Saturday, October 06, 2012

Liberalism into sede vacantism

The Tablet is getting a good kicking (and here, here, and here) this weekend because of the attack, in its leading article, on the notion of the 'Hermeneutic of Continuity'. It is terribly confused, but it is based on the same idea promoted in its pages before, and which I have criticised on this blog before: that the Second Vatican Council contradicted the earlier teaching of the Church.

This means that either Vatican II was a heretical pseudo-council, or that every previous council was. Some people on the conservative end of the spectrum of opinion are accused of accepting the first option. But this is a very moderate position compared to the second option. After all, there have indeed been the occasional heretical pseudo-council in the history of the Church, but to say that all but one of the councils have been heretical pseudo-councils just undermines the idea that there is any teaching authority at all. And if there's no teaching authority from 33AD to 1961AD, what sort of authority can be claimed for the teachings of the Church from 1962 to 1965?

'There is no continuity between whatever between the declaration Nostra Aetate, on relations with Jews and other faiths, and the previous two millennia of Christian anti-Semitism - as promoted, say, by the Fourth Lateran Council of 1215.  ...Again, the council's Declaration on Religious Liberty flatly contradicts Pope Pius IX's encyclical known as the "Syllabus of Errors", which was itself in continuity with what had been understood in traditional Catholic teaching as the doctrine that "error has no rights".'

There is a tangled morass of confusion in these two sentences, the most important of which is between teaching, and doctrine, on the one hand, and attitudes (such as anti-Semitism) and 'understandings', on the other. But it is clear what she (the Editor, Catherine Pepinster) wants to convey to her readers: that the teaching of the Church was changed by Vatican II.

Sending back the deposit of faith?
And it is here that she joins hands with the sede vacantists. For if Vatican II attempted to change the teaching of the Church, that attempt would of course have failed: the deposit of Faith was given to the Church by Christ, it can't be given back and exchanged for something else.
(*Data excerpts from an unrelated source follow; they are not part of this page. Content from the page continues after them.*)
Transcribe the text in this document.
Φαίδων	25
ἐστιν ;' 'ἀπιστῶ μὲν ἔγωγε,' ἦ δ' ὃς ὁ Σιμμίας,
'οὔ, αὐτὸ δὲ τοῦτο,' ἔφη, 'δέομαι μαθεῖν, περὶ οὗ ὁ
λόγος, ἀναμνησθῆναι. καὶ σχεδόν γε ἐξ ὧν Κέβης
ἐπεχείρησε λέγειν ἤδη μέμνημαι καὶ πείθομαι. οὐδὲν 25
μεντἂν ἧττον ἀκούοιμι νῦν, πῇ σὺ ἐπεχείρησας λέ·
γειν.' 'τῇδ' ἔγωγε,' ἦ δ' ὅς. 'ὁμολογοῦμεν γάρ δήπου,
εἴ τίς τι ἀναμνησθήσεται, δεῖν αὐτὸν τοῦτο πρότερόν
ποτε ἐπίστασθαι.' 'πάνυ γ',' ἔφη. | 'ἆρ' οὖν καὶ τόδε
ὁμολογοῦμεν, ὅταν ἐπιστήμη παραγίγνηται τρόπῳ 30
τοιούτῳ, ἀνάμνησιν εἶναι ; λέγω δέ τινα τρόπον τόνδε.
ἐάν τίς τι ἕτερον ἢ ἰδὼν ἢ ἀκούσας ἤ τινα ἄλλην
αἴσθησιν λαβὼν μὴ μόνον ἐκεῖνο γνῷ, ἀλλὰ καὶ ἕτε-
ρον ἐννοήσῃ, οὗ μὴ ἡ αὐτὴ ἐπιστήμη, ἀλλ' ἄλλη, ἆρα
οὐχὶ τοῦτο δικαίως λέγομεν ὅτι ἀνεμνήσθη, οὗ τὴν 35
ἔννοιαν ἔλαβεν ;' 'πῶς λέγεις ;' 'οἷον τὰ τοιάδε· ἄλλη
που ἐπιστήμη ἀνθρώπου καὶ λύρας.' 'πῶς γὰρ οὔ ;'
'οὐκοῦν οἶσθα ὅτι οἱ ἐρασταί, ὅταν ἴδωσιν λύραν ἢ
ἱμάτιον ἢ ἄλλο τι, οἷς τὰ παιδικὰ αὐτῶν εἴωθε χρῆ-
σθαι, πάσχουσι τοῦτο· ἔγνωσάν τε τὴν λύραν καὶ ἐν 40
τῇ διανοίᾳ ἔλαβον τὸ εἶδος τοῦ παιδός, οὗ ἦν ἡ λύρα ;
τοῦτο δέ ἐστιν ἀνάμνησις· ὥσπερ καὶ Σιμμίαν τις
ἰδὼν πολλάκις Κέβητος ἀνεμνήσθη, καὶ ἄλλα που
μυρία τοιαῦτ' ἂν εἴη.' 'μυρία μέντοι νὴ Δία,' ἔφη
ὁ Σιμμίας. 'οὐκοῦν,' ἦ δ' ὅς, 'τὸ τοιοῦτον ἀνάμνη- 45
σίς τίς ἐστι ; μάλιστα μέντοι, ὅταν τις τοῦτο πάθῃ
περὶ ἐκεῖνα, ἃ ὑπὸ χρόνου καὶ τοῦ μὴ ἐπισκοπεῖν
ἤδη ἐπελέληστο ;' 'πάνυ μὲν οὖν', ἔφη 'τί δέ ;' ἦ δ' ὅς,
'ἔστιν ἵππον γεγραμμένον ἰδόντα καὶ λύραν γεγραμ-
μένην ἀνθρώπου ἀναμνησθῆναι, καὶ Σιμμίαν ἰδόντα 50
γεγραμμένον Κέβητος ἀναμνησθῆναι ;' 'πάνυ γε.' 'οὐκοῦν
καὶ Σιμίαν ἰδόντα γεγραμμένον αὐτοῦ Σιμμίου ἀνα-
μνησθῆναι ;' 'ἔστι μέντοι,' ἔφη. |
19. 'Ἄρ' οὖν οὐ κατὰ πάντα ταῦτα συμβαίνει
She may think the changes were a good thing, but if she thinks Vatican II contradicted Lateran IV, and also presumably the other 19 or so (depending on who is counting) General Councils of the Church, there is no way that Vatican II could be right and the other 20 Councils wrong.

Just think about it, Miss Pepinster. On the one hand, you have 20 Ecumenical Councils saying one thing. On the other hand, you have, according to you, Vatican II saying something different. All these Councils claim the same authority: the Pope and the Bishops of the world gathered together are guided by the Holy Spirit and in this way protected from error (not, incidentally, inspired by the Holy Spirit like the authors of scripture), in accordance with Jesus' promise not to abandon His Church. If the Holy Spirit guided Vatican II, why not the others? And if the others were all failures, if they were all abandoned by the Holy Spirit, for what earthly reason would anyone believe that He came to the rescue of Vatican II? (Because we, personally, like what Vatican II said? That would make it as infallible as, well, a Tablet editorial.)

Catholic Liberalism of this kind is self-defeating in the most obvious and dramatic way. I can only assume that the people writing this kind of bilge are attached the Church emotionally and culturally, and for non-intellectual reasons reject the conclusion which follows from their own arguments: that there is no teaching authority, no promise of Christ to the Church, and ultimately there is no Church. But let them beware: very few people under 40 have that kind of cultural attachment to the Church. You try this kind of argument on a Catholic undergraduate with half a brain and he, or she, will draw the obvious conclusions.